Simultaneous interpenetrating polymer networks of epoxy resin/bismaleimide-allylester copolymer. I. Dynamic mechanical properties

Abstract

Simultaneous interpenetrating polymer networks (SINs) were prepared from nadic methyl anhydride-cured epoxy resin and bismaleimide (BMI) coreacted with triallyltrimellitate (TAT), triallylisocyanurate (TAIC), and diallylisophthalate (DAP), under the same gelling conditions for both the epoxide resin and BMI-allylester comonomer. Dynamic mechanical properties of the SINs were measured over the temperature range from room temperature to about 300°C. The rubbery modulus and glass transition temperature (T_g) due to the cured epoxy resin considerably increased with loading of BMI-allylester copolymer. The value of T_g exhibited an asymptotic behavior at high loading, the value increasing in the order of BMI-TAT, -TAIC, and -DAP. The relative modulus in the rubber state shows that phase inversion occurs in the SINs at the concentration of 30–40 wt% BMI-allylester.
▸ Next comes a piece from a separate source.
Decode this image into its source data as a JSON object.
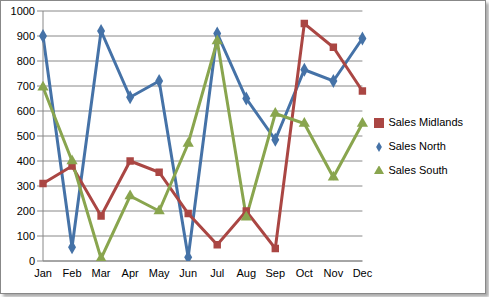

The increase in T_g with loading can be explained in terms of the contributions of both an increase in crosslink density and an interaction between the epoxy resin and BMI-allylester copolymer. The increments in T_g with loading can be correlated to the logarithm of a nominal crosslink density in the loading polymer, and the difference among the asymptotic values of T_g for each series is discussed based on polar-nonpolar solubilities of the components. The increase in T_g with loading can also be corre-lated to the percent densification, which exhibits a maximum at a composition of about 50%, resulting from interpenetration.